La vérité sur Frankie, de Tina Uebel
Christoph, Judith et Emma sont trois étudiants insouciants en vacances. Durant cet été, ils font la connaissance de Frankie, barman dans un établissement qu’ils fréquentent. Un jour, Frankie avoue à Christoph qu’il est en fait un espion chargé de la lutte anti-terroriste et lui demande un service. À partir de ce moment-là, le timide et un peu falot Christoph entre dans un jeu pervers dans lequel Judith et Emma vont bien vite être elles aussi entraînées, et les trois jeunes adultes passent sous la coupe du manipulateur qu’est en réalité Frankie. C’est le début d’une disparition qui va durer dix ans.
Pour raconter cette histoire, Tina Uebel décide de donner la parole aux trois victimes interrogées par, a priori, des policiers. Ainsi aura-t-on alternativement, par relativement courtes séquences, les points de vue de Christoph, Judith et Emma, faisant apparaître petit à petit éléments de concordance mais aussi incohérences des récits et mensonges des uns ou des autres dont il apparait que, pour avoir été libérés physiquement de Frankie ils demeurent encore, à différents degrés, sous sa coupe. Cette approche psychologique est, de loin, la plus intéressante partie du roman. Micro événements, paroles faussement innocentes et contradictions des entretiens font apparaître en filigrane les ressorts de la manipulation mentale et le profond besoin de ces jeunes gâtés mais tôt gagnés par le sentiment de la vacuité de leurs vie de trouver une cause en laquelle croire aveuglément jusqu’à accepter les pires traitements.
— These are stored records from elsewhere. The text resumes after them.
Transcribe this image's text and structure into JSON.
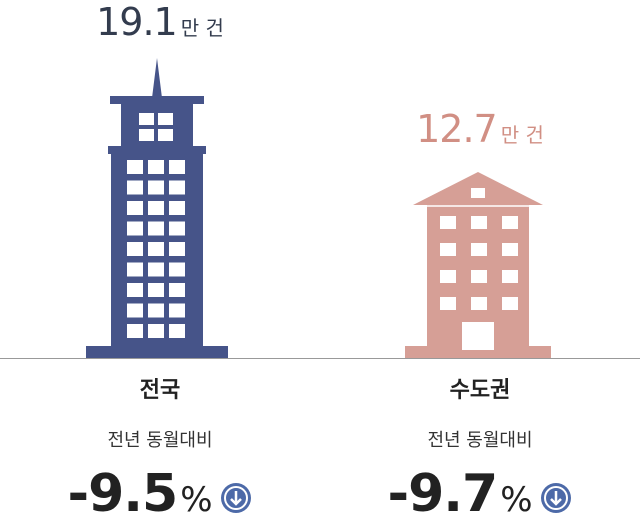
{
  "items": [
    {
      "value": "19.1",
      "unit": "만 건",
      "name": "전국",
      "subtitle": "전년 동월대비",
      "change": "-9.5",
      "change_unit": "%"
    },
    {
      "value": "12.7",
      "unit": "만 건",
      "name": "수도권",
      "subtitle": "전년 동월대비",
      "change": "-9.7",
      "change_unit": "%"
    }
  ]
}
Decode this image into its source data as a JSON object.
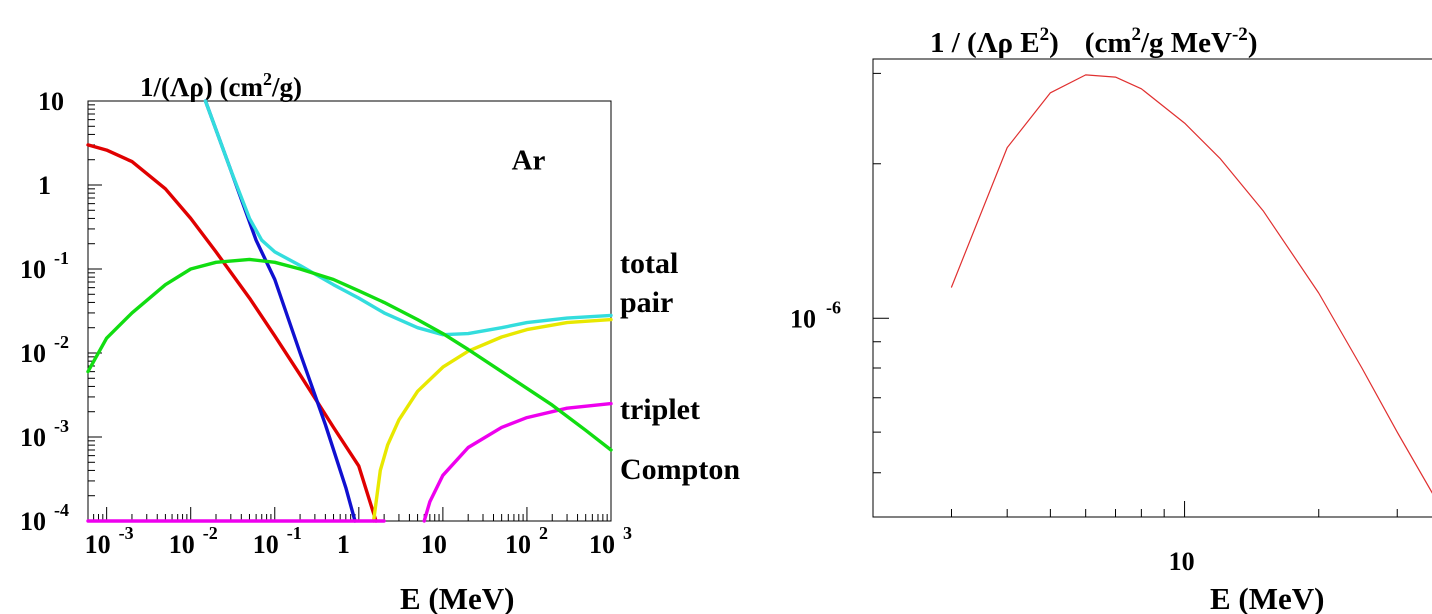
{
  "chart_data": [
    {
      "type": "line",
      "title": "1/(Λρ) (cm²/g)",
      "title_parts": {
        "base": "1/(Λρ) (cm",
        "sup": "2",
        "tail": "/g)"
      },
      "xlabel": "E (MeV)",
      "ylabel": "",
      "x_scale": "log",
      "y_scale": "log",
      "xlim": [
        0.0006,
        1000
      ],
      "ylim": [
        0.0001,
        10
      ],
      "x_ticks": [
        {
          "value": 0.001,
          "label": "10",
          "sup": "-3"
        },
        {
          "value": 0.01,
          "label": "10",
          "sup": "-2"
        },
        {
          "value": 0.1,
          "label": "10",
          "sup": "-1"
        },
        {
          "value": 1,
          "label": "1",
          "sup": ""
        },
        {
          "value": 10,
          "label": "10",
          "sup": ""
        },
        {
          "value": 100,
          "label": "10",
          "sup": "2"
        },
        {
          "value": 1000,
          "label": "10",
          "sup": "3"
        }
      ],
      "y_ticks": [
        {
          "value": 10,
          "label": "10",
          "sup": ""
        },
        {
          "value": 1,
          "label": "1",
          "sup": ""
        },
        {
          "value": 0.1,
          "label": "10",
          "sup": "-1"
        },
        {
          "value": 0.01,
          "label": "10",
          "sup": "-2"
        },
        {
          "value": 0.001,
          "label": "10",
          "sup": "-3"
        },
        {
          "value": 0.0001,
          "label": "10",
          "sup": "-4"
        }
      ],
      "annotations": [
        {
          "text": "Ar",
          "x": 120,
          "y": 2.0
        }
      ],
      "grid": false,
      "series": [
        {
          "name": "",
          "color": "#e00000",
          "x": [
            0.0006,
            0.001,
            0.002,
            0.005,
            0.01,
            0.02,
            0.05,
            0.1,
            0.2,
            0.5,
            1,
            1.6
          ],
          "y": [
            3.0,
            2.6,
            1.9,
            0.9,
            0.4,
            0.16,
            0.045,
            0.016,
            0.0055,
            0.0013,
            0.00045,
            0.0001
          ]
        },
        {
          "name": "",
          "color": "#1010d0",
          "x": [
            0.015,
            0.03,
            0.06,
            0.1,
            0.2,
            0.4,
            0.7,
            0.9
          ],
          "y": [
            10,
            1.5,
            0.22,
            0.075,
            0.01,
            0.0014,
            0.00025,
            0.0001
          ]
        },
        {
          "name": "total",
          "color": "#33dddd",
          "x": [
            0.015,
            0.03,
            0.05,
            0.07,
            0.1,
            0.2,
            0.5,
            1,
            2,
            5,
            10,
            20,
            50,
            100,
            300,
            1000
          ],
          "y": [
            10,
            1.5,
            0.4,
            0.22,
            0.16,
            0.11,
            0.065,
            0.045,
            0.03,
            0.02,
            0.0165,
            0.017,
            0.02,
            0.023,
            0.026,
            0.028
          ]
        },
        {
          "name": "pair",
          "color": "#e8e800",
          "x": [
            1.5,
            1.8,
            2.2,
            3,
            5,
            10,
            20,
            50,
            100,
            300,
            1000
          ],
          "y": [
            0.0001,
            0.0004,
            0.0008,
            0.0016,
            0.0035,
            0.0068,
            0.0105,
            0.0155,
            0.019,
            0.023,
            0.025
          ]
        },
        {
          "name": "triplet",
          "color": "#ee00ee",
          "x": [
            6,
            7,
            10,
            20,
            50,
            100,
            300,
            1000
          ],
          "y": [
            0.0001,
            0.00017,
            0.00035,
            0.00075,
            0.0013,
            0.0017,
            0.0022,
            0.0025
          ]
        },
        {
          "name": "Compton",
          "color": "#11dd11",
          "x": [
            0.0006,
            0.001,
            0.002,
            0.005,
            0.01,
            0.02,
            0.05,
            0.1,
            0.2,
            0.5,
            1,
            2,
            5,
            10,
            20,
            50,
            100,
            200,
            500,
            1000
          ],
          "y": [
            0.006,
            0.015,
            0.03,
            0.065,
            0.1,
            0.12,
            0.13,
            0.12,
            0.1,
            0.075,
            0.055,
            0.04,
            0.025,
            0.017,
            0.011,
            0.006,
            0.0038,
            0.0024,
            0.0012,
            0.0007
          ]
        },
        {
          "name": "",
          "color": "#ee00ee",
          "x": [
            0.0006,
            2.0
          ],
          "y": [
            0.0001,
            0.0001
          ]
        }
      ],
      "legend": [
        {
          "text": "total",
          "color": "#33dddd"
        },
        {
          "text": "pair",
          "color": "#e8e800"
        },
        {
          "text": "triplet",
          "color": "#ee00ee"
        },
        {
          "text": "Compton",
          "color": "#11dd11"
        }
      ]
    },
    {
      "type": "line",
      "title": "1 / (Λρ E²) (cm²/g MeV⁻²)",
      "title_parts": {
        "a": "1 / (Λρ E",
        "a_sup": "2",
        "b": ")",
        "c": "(cm",
        "c_sup": "2",
        "d": "/g MeV",
        "d_sup": "-2",
        "e": ")"
      },
      "xlabel": "E (MeV)",
      "ylabel": "",
      "x_scale": "log",
      "y_scale": "log",
      "xlim": [
        2,
        38
      ],
      "ylim": [
        4.1e-07,
        3.2e-06
      ],
      "x_ticks": [
        {
          "value": 10,
          "label": "10",
          "sup": ""
        }
      ],
      "y_ticks": [
        {
          "value": 1e-06,
          "label": "10",
          "sup": "-6"
        }
      ],
      "grid": false,
      "series": [
        {
          "name": "",
          "color": "#e03030",
          "x": [
            3,
            4,
            5,
            6,
            7,
            8,
            10,
            12,
            15,
            20,
            25,
            30,
            38
          ],
          "y": [
            1.15e-06,
            2.15e-06,
            2.75e-06,
            2.98e-06,
            2.95e-06,
            2.8e-06,
            2.4e-06,
            2.05e-06,
            1.62e-06,
            1.12e-06,
            8e-07,
            6e-07,
            4.2e-07
          ]
        }
      ],
      "legend": []
    }
  ]
}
Toutefois, si le dispositif formel mis en place par Tina Uebel fonctionne bien au départ, il découvre aussi bien vite ses limites. D’abord parce que les entrevues des protagonistes nous empêchent de vraiment comprendre la manière dont ils sont passés sous la coupe de Frankie, sauf à croire – et c’est difficile –à l’instantanéité de leur basculement. Ce postulat de départ accepté par la force des choses, on se trouve ensuite confronté à une autre faiblesse qui est le caractère très répétitif des entretiens qui, par ailleurs, font ressortir les traits les moins séduisants de personnages, ôtant de fait au lecteur une grande partie de l’empathie qu’il pourrait – ou même devrait – ressentir à leur égard.
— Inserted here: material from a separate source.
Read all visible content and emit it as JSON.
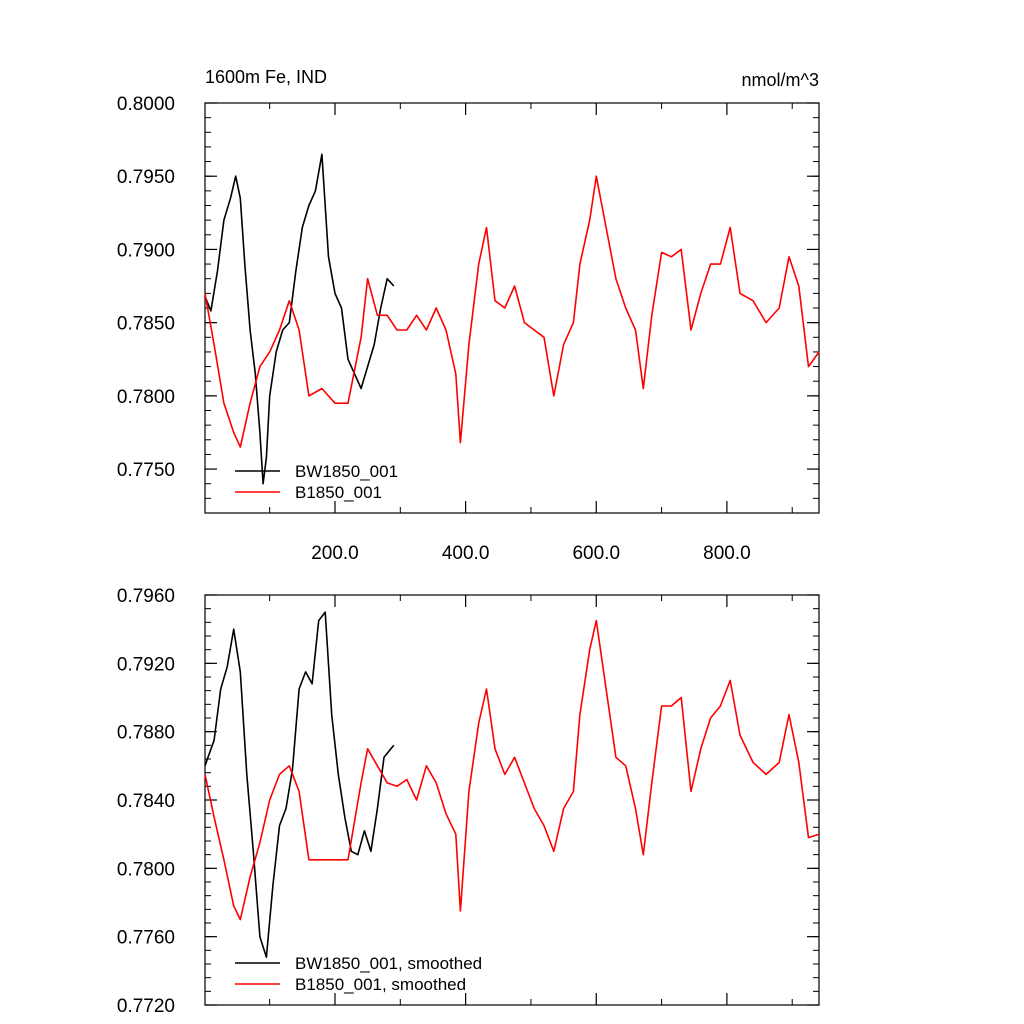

Au final, la bonne idée de départ et l’analyse assez fine des ressorts de la manipulation psychologique (à tout le moins, donc, une fois que les personnages sont passés définitivement sous l’influence de Frankie), perdent de leur intérêt face à l’étirement du texte (quelques 360 pages et des brouettes) et à la litanie des nouvelles planques et des mauvais traitements qui se succèdent et provoquent une juste lassitude du lecteur. Très intéressant sur le fond, La vérité sur Frankie se révèle donc plutôt décevant sur la forme.
Tina Uebel, La vérité sur Frankie (Die Wahrheit über Frankie, 2008), Ombres Noires, 2013. Traduit par Stéphanie Lux.